O Brasil pegou o 85° lugar em 2013, dezesseis postos abaixo do
Cazaquistão e outras potências do mesmo quilate. Não é um desastre. É apenas
aquilo que realmente somos — a mediocridade em estado puro. Só na América
Latina, ficamos atrás de Argentina, Chile, Uruguai. Cuba, Panamá. México,
Venezuela e Peru, com a Colômbia prometendo passar à frente já no próximo
levantamento. Sobra o quê, aqui em volta? Só os casos de subdesenvolvimento que
já estão num leito de UTI.
A coisa não para aí. Já que o negócio é ficar refogando números, como a
presidente Dilma tanto gosta, por que não servir a salada inteira?
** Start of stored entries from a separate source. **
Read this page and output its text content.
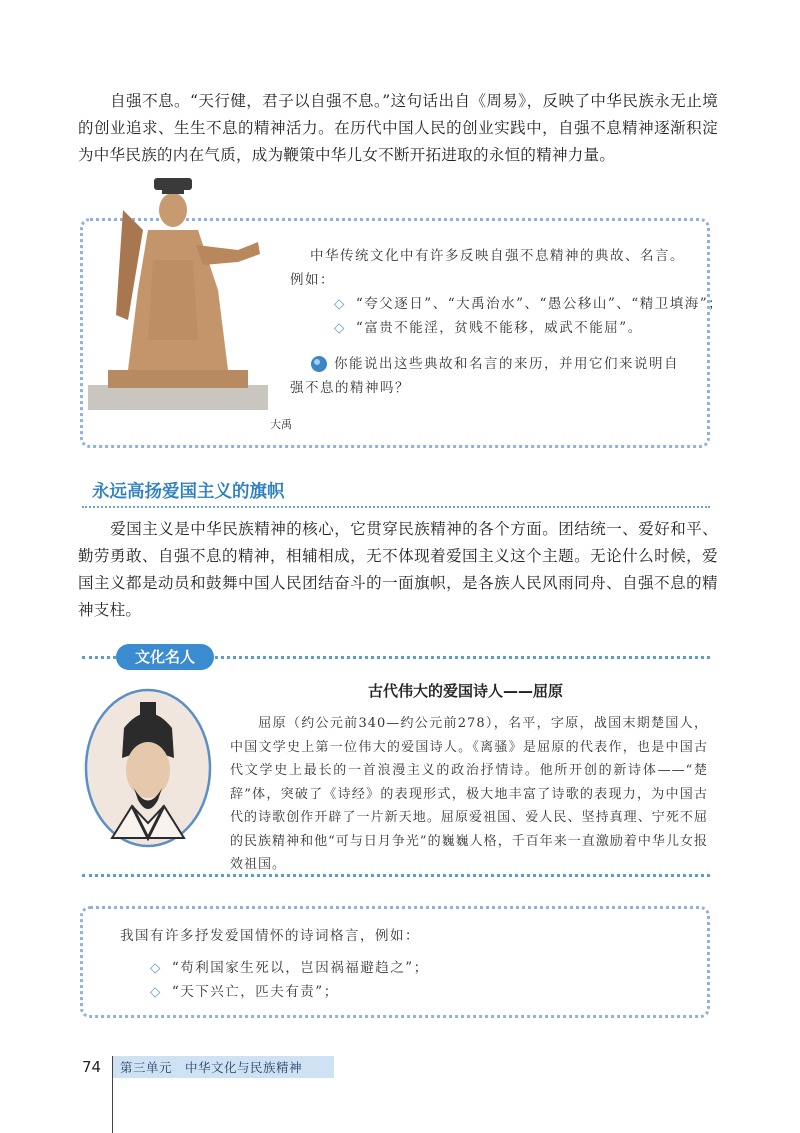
自强不息。“天行健，君子以自强不息。”这句话出自《周易》，反映了中华民族永无止境的创业追求、生生不息的精神活力。在历代中国人民的创业实践中，自强不息精神逐渐积淀为中华民族的内在气质，成为鞭策中华儿女不断开拓进取的永恒的精神力量。

大禹
中华传统文化中有许多反映自强不息精神的典故、名言。例如：
◇ “夸父逐日”、“大禹治水”、“愚公移山”、“精卫填海”；
◇ “富贵不能淫，贫贱不能移，威武不能屈”。
你能说出这些典故和名言的来历，并用它们来说明自强不息的精神吗？
永远高扬爱国主义的旗帜

爱国主义是中华民族精神的核心，它贯穿民族精神的各个方面。团结统一、爱好和平、勤劳勇敢、自强不息的精神，相辅相成，无不体现着爱国主义这个主题。无论什么时候，爱国主义都是动员和鼓舞中国人民团结奋斗的一面旗帜，是各族人民风雨同舟、自强不息的精神支柱。

文化名人
古代伟大的爱国诗人——屈原
屈原（约公元前340—约公元前278），名平，字原，战国末期楚国人，中国文学史上第一位伟大的爱国诗人。《离骚》是屈原的代表作，也是中国古代文学史上最长的一首浪漫主义的政治抒情诗。他所开创的新诗体——“楚辞”体，突破了《诗经》的表现形式，极大地丰富了诗歌的表现力，为中国古代的诗歌创作开辟了一片新天地。屈原爱祖国、爱人民、坚持真理、宁死不屈的民族精神和他“可与日月争光”的巍巍人格，千百年来一直激励着中华儿女报效祖国。
我国有许多抒发爱国情怀的诗词格言，例如：
◇ “苟利国家生死以，岂因祸福避趋之”；
◇ “天下兴亡，匹夫有责”；
74 第三单元　中华文化与民族精神
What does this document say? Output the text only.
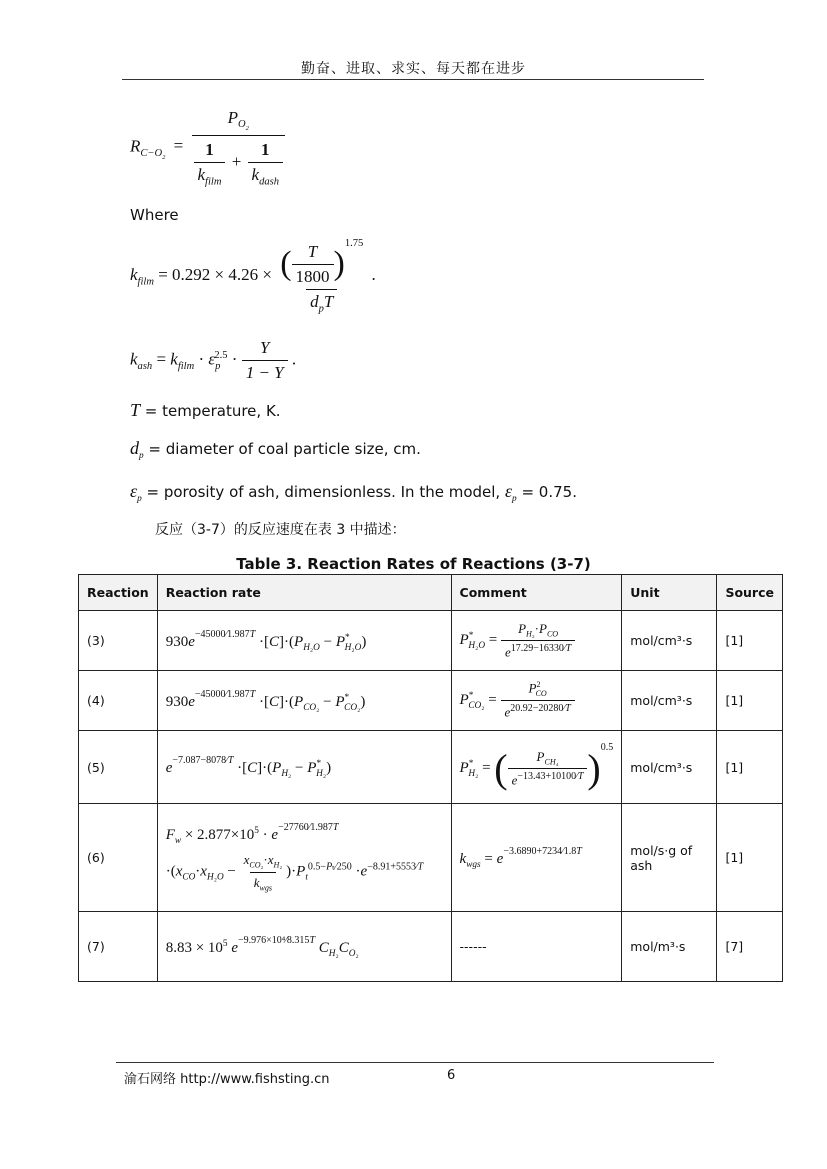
勤奋、进取、求实、每天都在进步
$R_{C-O_2} = \frac{P_{O_2}}{\frac{1}{k_{film}} + \frac{1}{k_{dash}}}$
Where
$k_{film} = 0.292 \times 4.26 \times \frac{( \frac{T}{1800} )^{1.75}}{d_pT}$ .
$k_{ash} = k_{film} \cdot \varepsilon_p^{2.5} \cdot \frac{Y}{1 - Y}$ .
T = temperature, K.
$d_p$ = diameter of coal particle size, cm.
$\varepsilon_p$ = porosity of ash, dimensionless. In the model, $\varepsilon_p = 0.75$.
反应（3-7）的反应速度在表 3 中描述：
Table 3. Reaction Rates of Reactions (3-7)
Reaction	Reaction rate	Comment	Unit	Source
(3)	$930e^{-45000⁄1.987T} \cdot[C]\cdot(P_{H_2O} - P^*_{H_2O})$	$P^*_{H_2O} = \frac{P_{H_2}\cdot P_{CO}}{e^{17.29-16330⁄T}}$	mol/cm³·s	[1]
(4)	$930e^{-45000⁄1.987T} \cdot[C]\cdot(P_{CO_2} - P^*_{CO_2})$	$P^*_{CO_2} = \frac{P^2_{CO}}{e^{20.92-20280⁄T}}$	mol/cm³·s	[1]
(5)	$e^{-7.087-8078⁄T} \cdot[C]\cdot(P_{H_2} - P^*_{H_2})$	$P^*_{H_2}$ = ( $\frac{P_{CH_4}}{e^{-13.43+10100⁄T}} )^{0.5}$	mol/cm³·s	[1]
(6)	$F_w \times 2.877\times 10^5 \cdot e^{-27760⁄1.987T}$
$\cdot(x_{CO}\cdot x_{H_2O} - \frac{x_{CO_2}\cdot x_{H_2}}{k_{wgs}} )\cdot P_t^{0.5-P_t⁄250} \cdot e^{-8.91+5553⁄T}$	$k_{wgs} = e^{-3.6890+7234⁄1.8T}$	mol/s·g of ash	[1]
(7)	$8.83 \times 10^5$ $e^{-9.976\times 10^4⁄8.315T}$ $C_{H_2}C_{O_2}$	------	mol/m³·s	[7]
渝石网络 http://www.fishsting.cn	6
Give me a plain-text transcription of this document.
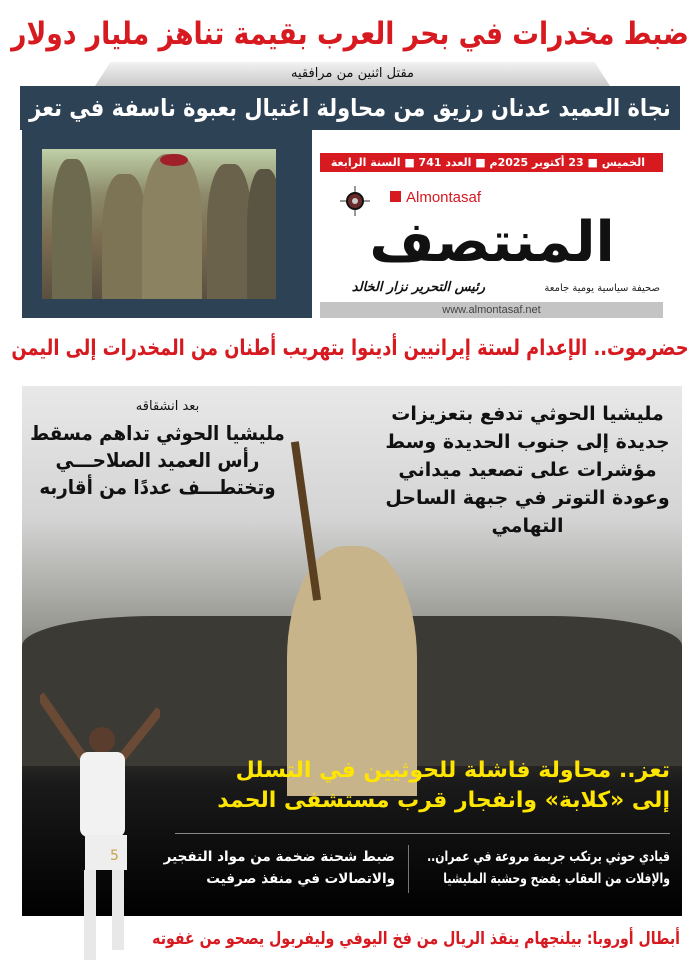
ضبط مخدرات في بحر العرب بقيمة تناهز مليار دولار
مقتل اثنين من مرافقيه
نجاة العميد عدنان رزيق من محاولة اغتيال بعبوة ناسفة في تعز
الخميس ■ 23 أكتوبر 2025م ■ العدد 741 ■ السنة الرابعة
المنتصف
Almontasaf
صحيفة سياسية يومية جامعة
رئيس التحرير نزار الخالد
www.almontasaf.net
حضرموت.. الإعدام لستة إيرانيين أدينوا بتهريب أطنان من المخدرات إلى اليمن
بعد انشقاقه
مليشيا الحوثي تداهم مسقط رأس العميد الصلاحـــي وتختطـــف عددًا من أقاربه
مليشيا الحوثي تدفع بتعزيزات جديدة إلى جنوب الحديدة وسط مؤشرات على تصعيد ميداني وعودة التوتر في جبهة الساحل التهامي
تعز.. محاولة فاشلة للحوثيين في التسلل إلى «كلابة» وانفجار قرب مستشفى الحمد
قيادي حوثي يرتكب جريمة مروعة في عمران.. والإفلات من العقاب يفضح وحشية المليشيا
ضبط شحنة ضخمة من مواد التفجير والاتصالات في منفذ صرفيت
5
أبطال أوروبا: بيلنجهام ينقذ الريال من فخ اليوفي وليفربول يصحو من غفوته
Em 1980,
mais de vinte anos antes de o ex-presidente Lula decidir que o Brasil tinha
sido inventado por ele, o IDH brasileiro era de 522, numa escala que começa no
zero e chega ao máximo de 1000; subiu sem parar nesse tempo todo, chegando a
quase 700, ou perto de 35% a mais, no Ano I da Nova História do Brasil — 2003
—, quando Lula começou sua primeira Presidência.
Nestes dez anos de Lula, Dilma e PT, o índice foi para os 730 onde está
hoje. Mais: durante os dois anos do governo Dilma, o IDH brasileiro ficou perto
do nível de pressão zero por zero. Com crescimento praticamente nulo. O que
toda essa tabuada está dizendo, no mundo das coisas reais, é o contrário do que
diz o mundo da propaganda oficial: com a sexta ou sétima maior economia do
mundo em volume, o Brasil simplesmente não consegue repassar o bem-estar dessa
grandeza, nem de longe, para os brasileiros que a constroem.
O governo, assim que recebeu os últimos números, entrou no seu modo
habitual de indignação automática: a ONU está errada, as cifras são injustas
etc. Quer que a população acredite na demência segundo a qual um cidadão que
ganha 71 reais por mês não é mais miserável; ao mesmo tempo, não quer que
acredite nos números da ONU. Mais que tudo. Ignora o fato de que “a revolução
na renda” registrada nos governos petistas. E patenteada como invenção pessoal
e exclusiva de Lula, é uma mentira: o mundo inteiro, mesmo nos casos mais
desesperados da África, viveu uma rápida e inédita redução da pobreza durante
os dez anos de governo lulista.
De 2000 para cá, 70 milhões de pessoas saem da miséria a cada ano pelo
mundo afora. Em apenas seis anos, de 2005 a 2011, a pobreza mundial foi
reduzida em meio bilhão de seres humanos. Desde 2003, os países pobres vêm
aumentando em 5% ao ano, em média, a sua renda per capita. De onde Lula e Dilma
foram tirar a lenda segundo a qual fizeram o que ninguém jamais havia feito? Vá
com calma ao mexer em estatísticas, presidente. É um produto que pode ter
efeitos colaterais indesejáveis.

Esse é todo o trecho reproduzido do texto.